The project places dots on a map that represent a pattern of violent crimes occurring in Saginaw over the last eight years.
It is the brainchild of two students at SVSU. Emily Gennrich worked for a year on the project, mapping crime trends in the city of Saginaw.
Gennrich, who grew up in Saginaw, said the dots represent more than just statistics.
"I really wanted to show that it's not the entire city, it shouldn't have such a bad reputation. People shouldn't be scared to go into the city because there are some really safe spots," Gennrich said.
That's why she said she was compelled to do something.

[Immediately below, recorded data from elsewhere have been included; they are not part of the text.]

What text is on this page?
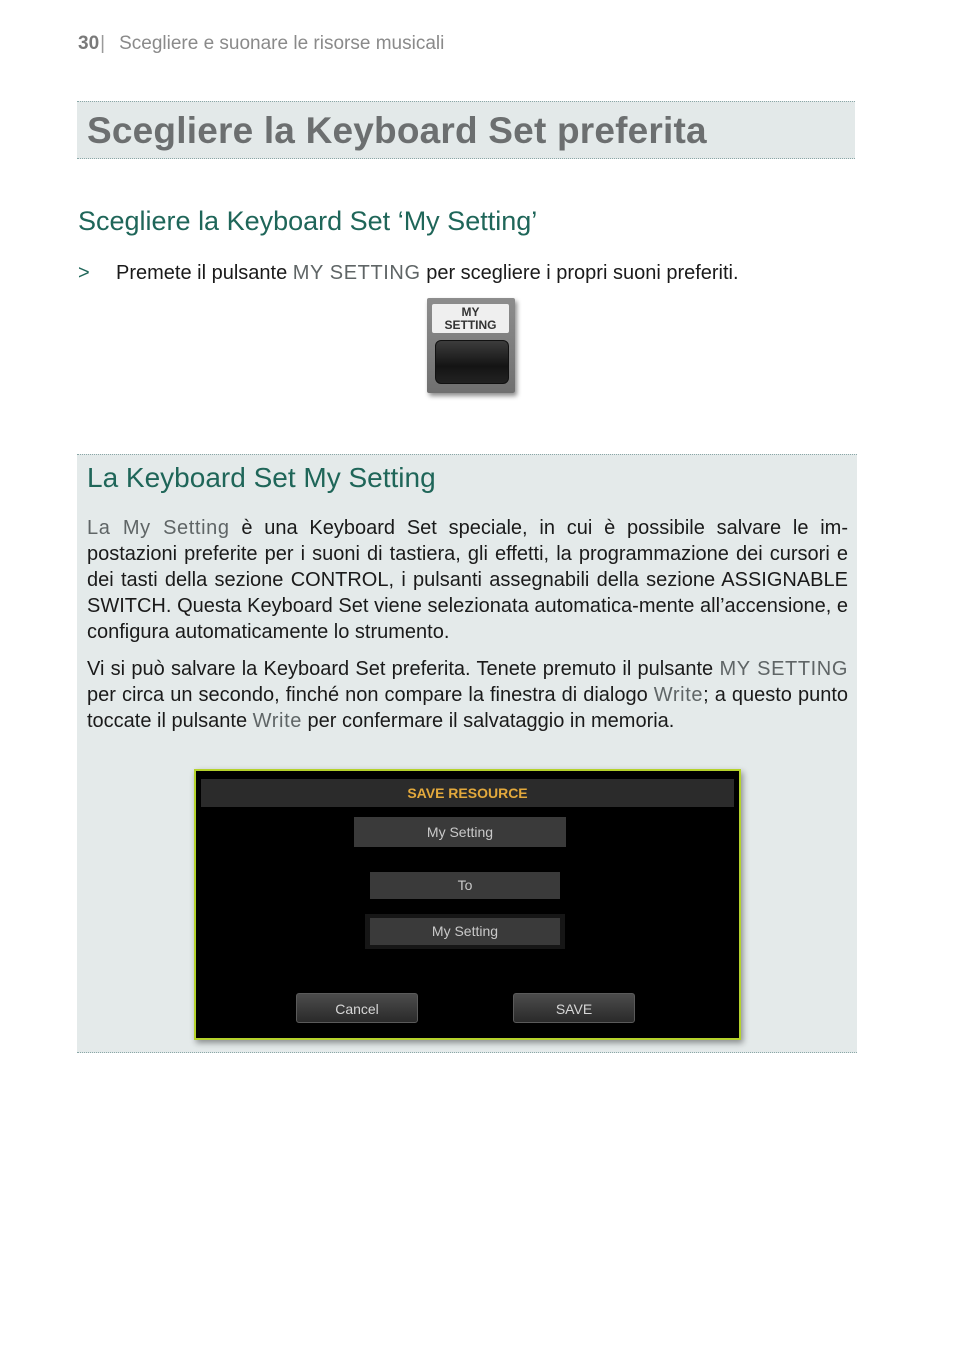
30| Scegliere e suonare le risorse musicali
Scegliere la Keyboard Set preferita
Scegliere la Keyboard Set ‘My Setting’
> Premete il pulsante MY SETTING per scegliere i propri suoni preferiti.
MY
SETTING
La Keyboard Set My Setting

La My Setting è una Keyboard Set speciale, in cui è possibile salvare le im-postazioni preferite per i suoni di tastiera, gli effetti, la programmazione dei cursori e dei tasti della sezione CONTROL, i pulsanti assegnabili della sezione ASSIGNABLE SWITCH. Questa Keyboard Set viene selezionata automatica-mente all’accensione, e configura automaticamente lo strumento.

Vi si può salvare la Keyboard Set preferita. Tenete premuto il pulsante MY SETTING per circa un secondo, finché non compare la finestra di dialogo Write; a questo punto toccate il pulsante Write per confermare il salvataggio in memoria.

SAVE RESOURCE
My Setting
To
My Setting
Cancel	SAVE
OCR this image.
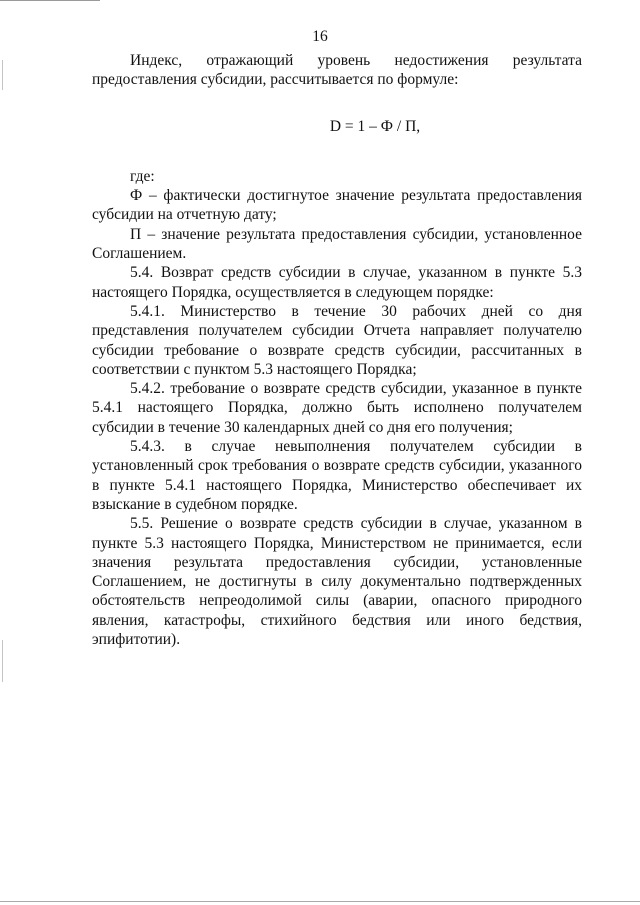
16
Индекс, отражающий уровень недостижения результата

предоставления субсидии, рассчитывается по формуле:

D = 1 – Ф / П,

где:

Ф – фактически достигнутое значение результата предоставления субсидии на отчетную дату;

П – значение результата предоставления субсидии, установленное Соглашением.

5.4. Возврат средств субсидии в случае, указанном в пункте 5.3 настоящего Порядка, осуществляется в следующем порядке:

5.4.1. Министерство в течение 30 рабочих дней со дня представления получателем субсидии Отчета направляет получателю субсидии требование о возврате средств субсидии, рассчитанных в соответствии с пунктом 5.3 настоящего Порядка;

5.4.2. требование о возврате средств субсидии, указанное в пункте 5.4.1 настоящего Порядка, должно быть исполнено получателем субсидии в течение 30 календарных дней со дня его получения;

5.4.3. в случае невыполнения получателем субсидии в установленный срок требования о возврате средств субсидии, указанного в пункте 5.4.1 настоящего Порядка, Министерство обеспечивает их взыскание в судебном порядке.

5.5. Решение о возврате средств субсидии в случае, указанном в пункте 5.3 настоящего Порядка, Министерством не принимается, если значения результата предоставления субсидии, установленные Соглашением, не достигнуты в силу документально подтвержденных обстоятельств непреодолимой силы (аварии, опасного природного явления, катастрофы, стихийного бедствия или иного бедствия, эпифитотии).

With the help of professors Andrew Miller and James Bower, the students found hot spots, areas of the city most susceptible to crime.
"What is important about the research, this allows us to measure it, to prove what's going on in an area," Bower said.
They believe they can not only predict where crime will occur consistently, but when, right down to the time of day.
"If they think maybe crime is moving over the long term we can show them statical proof it may not be and it may be located right where it always has been," Miller said.
The group took their findings to Saginaw Police Chief Brian Lipe, who they say was receptive.
Gennrich, who recently graduated, said working on the project has impacted her in ways she would have never imagined.
"Not only was it academically rewarding, but life filling. It makes you feel like you're a part of the greater community," Gennrich said.
The study also found one of the safest areas in Saginaw was the downtown area.